The first case of coronavirus in Nigeria was on the 27th of February 2020 when it was reported that an Italian citizen working in Nigeria returned from Milan Italy to Lagos Nigeria. Since the index case Nigeria has recorded 5621 confirmed cases, 1472 discharged and 176 deaths as at 17th May 2020. However, it should be stated that the total number of tests carried out stands at about 11000, which puts Nigeria’s test per capita rate at 16 per 100,000 people, significantly lower than other peer economies of Ghana (560 per 100,000) and South Africa (741 per 100,000).                                 

The testing rate is alarming considering there is evidence that community spread is widespread in some parts of the country and it is doubtful that current testing capacity would be sufficient to test and trace all suspects. Tracing is also made difficult due to the backlash from the prolonged economic shutdown necessitated by the pandemic. Nigeria is country with poor economic indices – a growth rate of 2.27% in 2019, down from a high of 6.22% in 2014, a GDP per capita of 2134.076 at 2018, down from a high of 3225.711 in 2014, unemployment and underemployment rates of 23.1% and 20.1% respectively and a poverty rate of 40.1%, and as such it would be difficult to sustain a prolonged shutdown affecting the livelihood of millions without risking mass protests.

Given these realities, the best strategy that can be employed by NCDC is targeted testing approach that does not restrict the ability of most citizens of the country to carry out their functions while devolving and decentralizing COVID-19 management and contact tracing to the nearest Primary Healthcare Center (PHC). 

While capacity-building of PHC personnel is ongoing, it is pertinent that testing is ramped up, alternatively, symptomatic screening algorithm with moderate to high index of sensitivity for COVID-19 is utilized as the first line of management.
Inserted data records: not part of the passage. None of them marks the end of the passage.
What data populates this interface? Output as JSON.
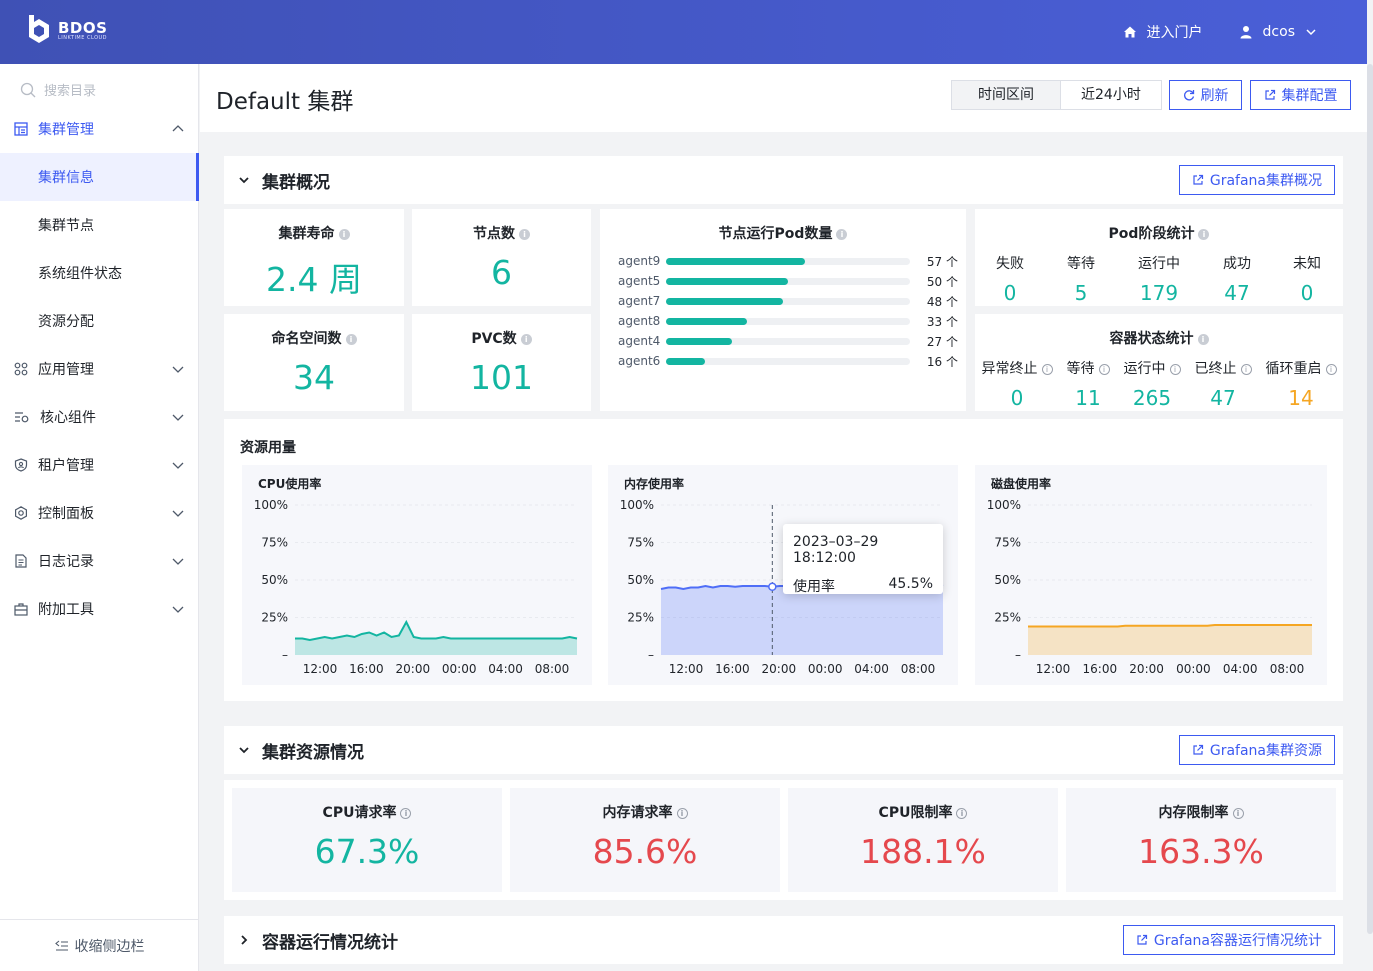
{
  "header": {
    "logo_text": "BDOS",
    "logo_sub": "LINKTIME CLOUD",
    "portal_label": "进入门户",
    "user_label": "dcos"
  },
  "sidebar": {
    "search_placeholder": "搜索目录",
    "items": [
      {
        "label": "集群管理",
        "icon": "cluster-icon",
        "expanded": true
      },
      {
        "label": "应用管理",
        "icon": "apps-icon"
      },
      {
        "label": "核心组件",
        "icon": "components-icon"
      },
      {
        "label": "租户管理",
        "icon": "shield-icon"
      },
      {
        "label": "控制面板",
        "icon": "gear-icon"
      },
      {
        "label": "日志记录",
        "icon": "document-icon"
      },
      {
        "label": "附加工具",
        "icon": "toolbox-icon"
      }
    ],
    "sub_items": [
      "集群信息",
      "集群节点",
      "系统组件状态",
      "资源分配"
    ],
    "collapse_label": "收缩侧边栏"
  },
  "page": {
    "title": "Default 集群",
    "range_label": "时间区间",
    "range_value": "近24小时",
    "refresh_label": "刷新",
    "config_label": "集群配置"
  },
  "overview": {
    "title": "集群概况",
    "grafana_label": "Grafana集群概况",
    "stats": {
      "age": {
        "title": "集群寿命",
        "value": "2.4 周"
      },
      "nodes": {
        "title": "节点数",
        "value": "6"
      },
      "namespaces": {
        "title": "命名空间数",
        "value": "34"
      },
      "pvc": {
        "title": "PVC数",
        "value": "101"
      }
    },
    "pod_per_node": {
      "title": "节点运行Pod数量",
      "rows": [
        {
          "name": "agent9",
          "value": 57,
          "label": "57 个"
        },
        {
          "name": "agent5",
          "value": 50,
          "label": "50 个"
        },
        {
          "name": "agent7",
          "value": 48,
          "label": "48 个"
        },
        {
          "name": "agent8",
          "value": 33,
          "label": "33 个"
        },
        {
          "name": "agent4",
          "value": 27,
          "label": "27 个"
        },
        {
          "name": "agent6",
          "value": 16,
          "label": "16 个"
        }
      ]
    },
    "pod_phase": {
      "title": "Pod阶段统计",
      "cells": [
        {
          "label": "失败",
          "value": "0"
        },
        {
          "label": "等待",
          "value": "5"
        },
        {
          "label": "运行中",
          "value": "179"
        },
        {
          "label": "成功",
          "value": "47"
        },
        {
          "label": "未知",
          "value": "0"
        }
      ]
    },
    "container_state": {
      "title": "容器状态统计",
      "cells": [
        {
          "label": "异常终止",
          "value": "0"
        },
        {
          "label": "等待",
          "value": "11"
        },
        {
          "label": "运行中",
          "value": "265"
        },
        {
          "label": "已终止",
          "value": "47"
        },
        {
          "label": "循环重启",
          "value": "14"
        }
      ]
    }
  },
  "usage": {
    "title": "资源用量"
  },
  "chart_data": [
    {
      "type": "area",
      "title": "CPU使用率",
      "yticks": [
        "100%",
        "75%",
        "50%",
        "25%",
        "–"
      ],
      "xticks": [
        "12:00",
        "16:00",
        "20:00",
        "00:00",
        "04:00",
        "08:00"
      ],
      "ylim": [
        0,
        100
      ],
      "color": "#13b5a1",
      "values": [
        11,
        11,
        10,
        11,
        12,
        11,
        12,
        13,
        12,
        14,
        15,
        13,
        15,
        12,
        13,
        22,
        12,
        11,
        11,
        11,
        12,
        11,
        11,
        11,
        11,
        11,
        11,
        11,
        11,
        11,
        11,
        11,
        11,
        11,
        11,
        11,
        11,
        12,
        11
      ]
    },
    {
      "type": "area",
      "title": "内存使用率",
      "yticks": [
        "100%",
        "75%",
        "50%",
        "25%",
        "–"
      ],
      "xticks": [
        "12:00",
        "16:00",
        "20:00",
        "00:00",
        "04:00",
        "08:00"
      ],
      "ylim": [
        0,
        100
      ],
      "color": "#4f6ef7",
      "values": [
        44,
        45,
        45,
        44,
        45,
        45,
        46,
        45,
        46,
        46,
        45.5,
        46,
        46,
        46,
        46,
        45.5,
        46,
        46,
        46,
        46,
        46,
        46,
        46,
        46,
        46,
        46,
        46,
        46,
        46,
        46,
        46,
        46,
        46,
        46,
        46,
        46,
        46,
        46,
        47
      ],
      "tooltip": {
        "time": "2023–03–29 18:12:00",
        "label": "使用率",
        "value": "45.5%"
      }
    },
    {
      "type": "area",
      "title": "磁盘使用率",
      "yticks": [
        "100%",
        "75%",
        "50%",
        "25%",
        "–"
      ],
      "xticks": [
        "12:00",
        "16:00",
        "20:00",
        "00:00",
        "04:00",
        "08:00"
      ],
      "ylim": [
        0,
        100
      ],
      "color": "#f5a623",
      "values": [
        19,
        19,
        19,
        19,
        19,
        19,
        19,
        19,
        19,
        19,
        19,
        19,
        19,
        19.5,
        19.5,
        19.5,
        19.5,
        19.5,
        19.5,
        19.5,
        19.5,
        19.5,
        19.5,
        19.5,
        19.5,
        20,
        20,
        20,
        20,
        20,
        20,
        20,
        20,
        20,
        20,
        20,
        20,
        20,
        20
      ]
    }
  ],
  "resources": {
    "title": "集群资源情况",
    "grafana_label": "Grafana集群资源",
    "cards": [
      {
        "title": "CPU请求率",
        "value": "67.3%",
        "color": "#13b5a1"
      },
      {
        "title": "内存请求率",
        "value": "85.6%",
        "color": "#e5484d"
      },
      {
        "title": "CPU限制率",
        "value": "188.1%",
        "color": "#e5484d"
      },
      {
        "title": "内存限制率",
        "value": "163.3%",
        "color": "#e5484d"
      }
    ]
  },
  "containers": {
    "title": "容器运行情况统计",
    "grafana_label": "Grafana容器运行情况统计"
  },
  "colors": {
    "accent": "#3d5af1",
    "teal": "#13b5a1",
    "red": "#e5484d",
    "orange": "#f5a623"
  }
}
Symptomatic screening algorithm protocol would be feasible in Nigeria, however, it would require instituting a screening mechanism which most Nigerians would have access to. Options for this would include either a phone-in assessment, walk-in assessments at health facilities, an online assessment using the numerous COVID_19 applications. While the options listed are viable, they do present some challenges.  The use of GSM technology would be the best given Nigeria’s GSM penetration of 97.45% however, a call centre with the capacity to receive the numerous daily calls is currently lacking. The NCDC call centre is currently overwhelmed with calls, with citizens complaining of their inability to reach the NCDC despite calling numerous times. While COVID-19 apps are a good development, the number of citizens with internet access is limited. Finally, walk-in visits for screening without a triage mechanism might also overwhelm already fragile health systems given the poor doctor-patient and nurse-patient ratios in the country.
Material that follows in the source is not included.